Resta comunque intatto il dubbio che la vera sfida sia recuperare una pronuncia semplice e potente attraversando il Simbolismo (inteso come ripiegamento dell’arte su di sé per una presa di coscienza fondamentale), non restandone al di qua. La crisi di identità della poesia va risolta, non rimossa. È la scommessa di una poesia che, senza far violenza alla natura, anzi interpretandola, participi davvero alla creazione, sia opera responsabile dell’uomo, non soltanto stupore infantile.

(da Poeti nel limbo)

[1] Umberto Fiori, rec. a La miniera, «Atelier», II, 7, sett. 1997, p. 65.

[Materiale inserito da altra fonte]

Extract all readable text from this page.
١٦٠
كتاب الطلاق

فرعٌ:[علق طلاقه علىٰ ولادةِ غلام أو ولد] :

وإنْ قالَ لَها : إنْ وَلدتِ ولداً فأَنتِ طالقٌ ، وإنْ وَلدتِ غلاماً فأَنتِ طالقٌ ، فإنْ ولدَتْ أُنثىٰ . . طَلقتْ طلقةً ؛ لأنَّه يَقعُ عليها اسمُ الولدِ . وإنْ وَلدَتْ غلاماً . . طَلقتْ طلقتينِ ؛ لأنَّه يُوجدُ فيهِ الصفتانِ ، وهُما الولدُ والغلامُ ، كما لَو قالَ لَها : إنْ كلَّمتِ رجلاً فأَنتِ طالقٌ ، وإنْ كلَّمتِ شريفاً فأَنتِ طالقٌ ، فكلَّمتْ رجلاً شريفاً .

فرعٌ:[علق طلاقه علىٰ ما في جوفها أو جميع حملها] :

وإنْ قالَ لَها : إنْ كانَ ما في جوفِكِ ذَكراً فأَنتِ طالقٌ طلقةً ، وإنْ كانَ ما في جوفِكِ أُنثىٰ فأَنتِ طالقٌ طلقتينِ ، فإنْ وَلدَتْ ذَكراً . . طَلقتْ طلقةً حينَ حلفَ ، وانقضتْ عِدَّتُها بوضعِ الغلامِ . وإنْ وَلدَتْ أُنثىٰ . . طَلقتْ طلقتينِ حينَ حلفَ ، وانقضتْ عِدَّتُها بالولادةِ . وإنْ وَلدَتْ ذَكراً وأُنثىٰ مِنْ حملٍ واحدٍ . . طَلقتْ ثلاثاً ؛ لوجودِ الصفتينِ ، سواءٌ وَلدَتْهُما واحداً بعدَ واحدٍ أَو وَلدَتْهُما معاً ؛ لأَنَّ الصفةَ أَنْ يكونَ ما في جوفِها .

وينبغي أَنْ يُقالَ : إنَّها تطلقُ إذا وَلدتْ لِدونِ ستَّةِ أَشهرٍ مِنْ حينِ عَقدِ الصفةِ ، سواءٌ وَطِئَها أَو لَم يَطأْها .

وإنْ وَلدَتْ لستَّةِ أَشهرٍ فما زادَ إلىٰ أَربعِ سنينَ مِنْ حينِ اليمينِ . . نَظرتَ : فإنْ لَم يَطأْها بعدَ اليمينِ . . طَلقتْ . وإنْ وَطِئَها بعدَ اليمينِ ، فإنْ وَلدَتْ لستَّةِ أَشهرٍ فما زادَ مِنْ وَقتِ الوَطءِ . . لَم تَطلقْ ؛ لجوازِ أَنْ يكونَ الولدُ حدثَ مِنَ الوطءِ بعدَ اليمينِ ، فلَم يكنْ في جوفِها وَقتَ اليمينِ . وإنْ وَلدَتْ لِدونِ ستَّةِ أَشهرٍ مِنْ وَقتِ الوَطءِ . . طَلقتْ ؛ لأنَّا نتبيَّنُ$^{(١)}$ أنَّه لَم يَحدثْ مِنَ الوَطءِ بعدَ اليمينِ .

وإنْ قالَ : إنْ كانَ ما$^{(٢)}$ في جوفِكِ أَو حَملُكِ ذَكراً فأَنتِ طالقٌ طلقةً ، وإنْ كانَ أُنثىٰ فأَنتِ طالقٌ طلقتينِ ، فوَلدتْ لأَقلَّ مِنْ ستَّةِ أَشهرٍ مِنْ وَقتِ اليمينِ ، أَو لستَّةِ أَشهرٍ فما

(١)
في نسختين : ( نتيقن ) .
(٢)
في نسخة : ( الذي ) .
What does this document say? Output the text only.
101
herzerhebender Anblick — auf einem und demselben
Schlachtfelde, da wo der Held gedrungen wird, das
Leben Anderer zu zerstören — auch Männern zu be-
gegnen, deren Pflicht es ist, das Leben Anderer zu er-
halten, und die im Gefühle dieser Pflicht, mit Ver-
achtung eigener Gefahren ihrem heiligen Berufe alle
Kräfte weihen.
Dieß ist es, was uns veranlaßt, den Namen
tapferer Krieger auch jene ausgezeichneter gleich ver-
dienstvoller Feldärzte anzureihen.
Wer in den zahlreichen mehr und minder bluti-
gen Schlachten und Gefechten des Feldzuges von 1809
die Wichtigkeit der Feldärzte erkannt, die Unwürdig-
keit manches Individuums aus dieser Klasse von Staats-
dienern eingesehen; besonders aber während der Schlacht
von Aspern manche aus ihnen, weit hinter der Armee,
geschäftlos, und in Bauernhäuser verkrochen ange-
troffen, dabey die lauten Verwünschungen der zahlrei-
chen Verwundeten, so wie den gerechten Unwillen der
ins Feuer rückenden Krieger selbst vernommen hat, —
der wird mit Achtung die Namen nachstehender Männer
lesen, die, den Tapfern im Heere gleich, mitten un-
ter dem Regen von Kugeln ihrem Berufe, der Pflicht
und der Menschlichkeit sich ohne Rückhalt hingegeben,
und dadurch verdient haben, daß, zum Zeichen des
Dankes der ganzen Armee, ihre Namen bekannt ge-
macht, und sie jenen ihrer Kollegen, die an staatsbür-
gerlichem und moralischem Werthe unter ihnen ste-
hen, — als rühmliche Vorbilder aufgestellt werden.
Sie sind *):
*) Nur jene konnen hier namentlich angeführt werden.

[2] La figura di Pascoli è diventata sempre più significativa per la scuola romana e per Damiani in particolare, come dimostra il suo saggio Pascolo dopo il ’900, apparso su «Nuovi Argomenti», n. 8, Quinta Serie, ott.-dic. 1999, pp. 110-119. Ne riporto i passaggi determinanti: «Ho detto Salvia e Tripodo, ma tutto il gruppo di giovani scrittori che ruotavano intorno alle riviste Braci e Prato Pagano era coinvolto in una sorta di rinascenza pascoliana. Sentivamo, chi più chi meno, che Pascoli non era stato capito, e che noi finalmente lo capivamo» (pp. 110-111); «Più che pre-novecentesco, come è stato definito, io penso che Pascoli sia, invece, anti-novecentesco, ossia che faccia parte a pieno titolo del ’900, ma sia in polemica con lui. O forse, a giudicare da questo risveglio di interesse ora a fine secolo, potremmo pensare che Pascoli sia, addirittura, post-novecentesco» (p. 111); «Ma più che di edificazione della nuova Italia c’è in Pascoli un’idea di edificazione in senso assoluto, che non ha niente a che fare con la patria nazionale. Per dirne meglio il senso ho bisogno di un altro concetto che usavamo tantissimo ai tempi di Braci, quello di lingua. Già, che cosa intendevamo con lingua? Se adesso volessi darne una definizione direi proprio questo: dire la cosa senza voler esser essenziali. Dire la cosa ma seguendola, amandola, accarezzandola, con affetto schietto, netto. Edificazione come scoperta dell’esistenza delle cose, come conoscenza, e amore, dei loro contorni, della loro natura. Lingua, dunque, come dicibilità del mondo. Ma dicibilità perché il mondo esiste, viene prima e fonda la lingua» (p. 112); «Il ’900 è succube della lingua (e della lingua di Pascoli). Assume tutto come dato, per lui la lingua è sacra, intoccabile. E il poeta impotente (le “fruste voci di dizionario” di Montale). Sente che deve scrivere nella lingua “vera”, ha orrore della lingua letteraria. Non ha il coraggio di dire ciò che Pascoli è l’ultimo ancora a dire: il poeta scrive in una lingua letteraria, poetica, artificiale, morta» (p. 113).